La dimensione del racconto è per sua natura alla portata di tutti, anche di coloro che non si sentono a loro agio con i concetti teologici: ed è per questo che sarà privilegiata nel biennio che si apre. Nel primo anno (2021-22) vivremo un confronto a tutto campo sulla Chiesa, percorrendo le tracce proposte dal Sinodo dei Vescovi; nel secondo anno (2022-23), come già chiese il Papa a Firenze, ci concentreremo sulle priorità pastorale che saranno emerse dalla consultazione generale come quelle più urgenti per le Chiese in Italia. Prima ancora dei documenti, sarà questa stessa esperienza di “cammino” a farci crescere nella “sinodalità”, a farci vivere cioè una forma più bella e autentica di Chiesa.
Una lettura sapienziale in vista di scelte profetiche
Ci sarà tempo, in una fase successiva (“sapienziale”), per ritornare sulle narrazioni ed esperienze raccolte, riflettervi insieme anche con l’aiuto degli esperti, e giungere nel 2025 ad alcune decisioni finali, che dovranno avere il coraggio della “profezia”: consegneremo poi al Santo Padre, a cui è affidato il compito del discernimento finale, i nostri sogni e i nostri impegni. Nella seconda metà del decennio è prevista la restituzione degli orientamenti sinodali alle nostre Chiese, dalle quali provengono, per una approfondita recezione, che dovrà essere ugualmente capillare e richiederà dei momenti di verifica.
Vivremo così un decennio (2021-30) che vorrebbe essere interamente sinodale.

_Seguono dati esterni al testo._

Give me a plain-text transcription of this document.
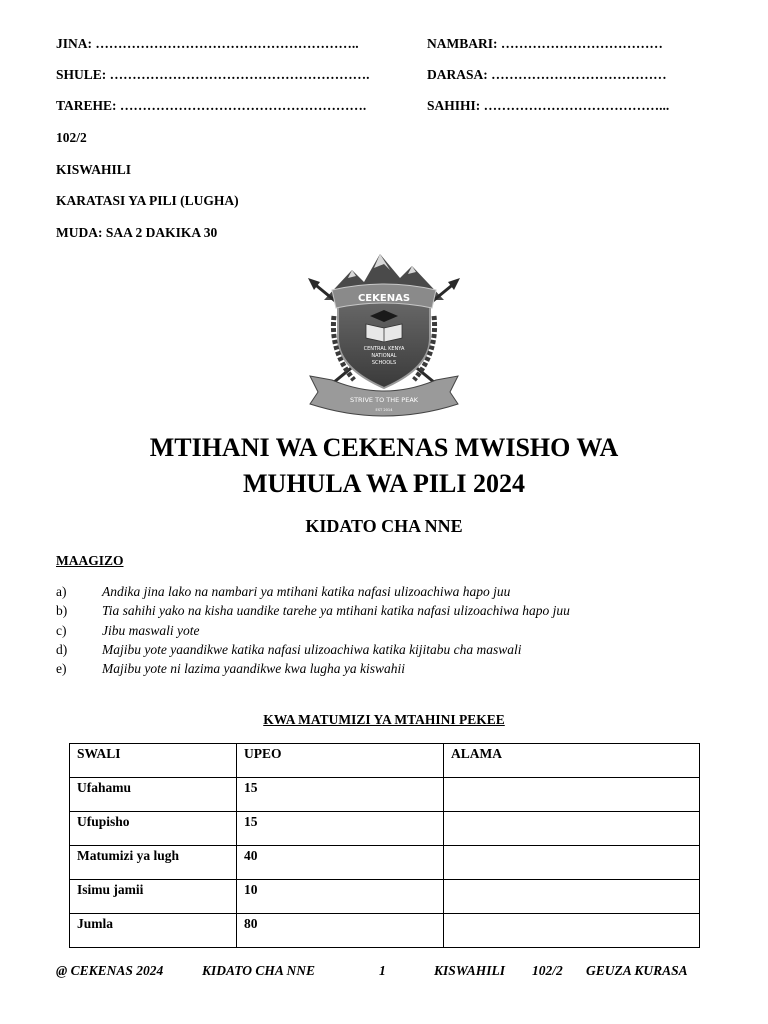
JINA: …………………………………………………..	NAMBARI: ………………………………
SHULE: ………………………………………………….	DARASA: …………………………………
TAREHE: ……………………………………………….	SAHIHI: …………………………………...
102/2
KISWAHILI
KARATASI YA PILI (LUGHA)
MUDA: SAA 2 DAKIKA 30
CEKENAS
CENTRAL KENYA
NATIONAL
SCHOOLS
STRIVE TO THE PEAK
EST 2014
MTIHANI WA CEKENAS MWISHO WA
MUHULA WA PILI 2024
KIDATO CHA NNE
MAAGIZO
a)	Andika jina lako na nambari ya mtihani katika nafasi ulizoachiwa hapo juu
b)	Tia sahihi yako na kisha uandike tarehe ya mtihani katika nafasi ulizoachiwa hapo juu
c)	Jibu maswali yote
d)	Majibu yote yaandikwe katika nafasi ulizoachiwa katika kijitabu cha maswali
e)	Majibu yote ni lazima yaandikwe kwa lugha ya kiswahii
KWA MATUMIZI YA MTAHINI PEKEE
SWALI	UPEO	ALAMA
Ufahamu	15	
Ufupisho	15	
Matumizi ya lugh	40	
Isimu jamii	10	
Jumla	80	
@ CEKENAS 2024	KIDATO CHA NNE	1	KISWAHILI 102/2 GEUZA KURASA
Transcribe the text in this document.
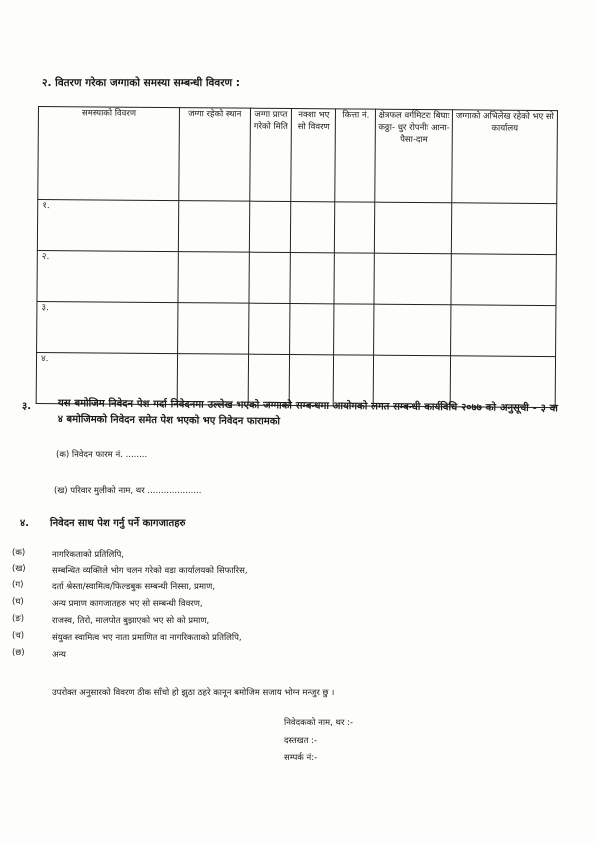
२. वितरण गरेका जग्गाको समस्या सम्बन्धी विवरण :
समस्याको विवरण	जग्गा रहेको स्थान	जग्गा प्राप्त गरेको मिति	नक्शा भए सो विवरण	कित्ता नं.	क्षेत्रफल वर्गमिटरः बिघाः कठ्ठा- धुर रोपनीः आना- पैसा-दाम	जग्गाको अभिलेख रहेको भए सो कार्यालय

१.						
२.						
३.						
४.						
३.	यस बमोजिम निवेदन पेश गर्दा निवेदनमा उल्लेख भएको जग्गाको सम्बन्धमा आयोगको लगत सम्बन्धी कार्यविधि २०७७ को अनुसूची - ३ वा ४ बमोजिमको निवेदन समेत पेश भएको भए निवेदन फारामको
(क) निवेदन फारम नं. ........
(ख) परिवार मुलीको नाम, थर ....................
४. निवेदन साथ पेश गर्नु पर्ने कागजातहरु
(क)	नागरिकताको प्रतिलिपि,
(ख)	सम्बन्धित व्यक्तिले भोग चलन गरेको वडा कार्यालयको सिफारिस,
(ग)	दर्ता श्रेस्ता/स्वामित्व/फिल्डबुक सम्बन्धी निस्सा, प्रमाण,
(घ)	अन्य प्रमाण कागजातहरु भए सो सम्बन्धी विवरण,
(ङ)	राजस्व, तिरो, मालपोत बुझाएको भए सो को प्रमाण,
(च)	संयुक्त स्वामित्व भए नाता प्रमाणित वा नागरिकताको प्रतिलिपि,
(छ)	अन्य
उपरोक्त अनुसारको विवरण ठीक साँचो हो झुठा ठहरे कानून बमोजिम सजाय भोग्न मन्जुर छु ।
निवेदकको नाम, थर :-
दस्तखत :-
सम्पर्क नं:-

Per questo i Vescovi italiani, su impulso di Papa Francesco, hanno deciso, anziché redigere gli orientamenti pastorali da studiare e tradurre in pratica nelle comunità cristiane, di affidarne la costruzione all’intero popolo di Dio (del quale fa parte anche il magistero), mantenendo al centro del decennio – in corrispondenza del probabile Giubileo del 2025 – la convocazione nazionale, nella modalità che si chiarirà strada facendo.
Non sappiamo dove ci condurrà questo cammino sinodale: “Il vento soffia dove vuole e ne senti la voce, ma non sai da dove viene né dove va: così è chiunque è nato dallo Spirito” (Gv 3,8). Sappiamo però quanto ci basta per partire: se ci lasceremo condurre umilmente dal Signore risorto, a poco a poco rinunceremo alle nostre singole vedute e rivendicazioni e convergeremo verso “ciò che lo Spirito dice alle Chiese”.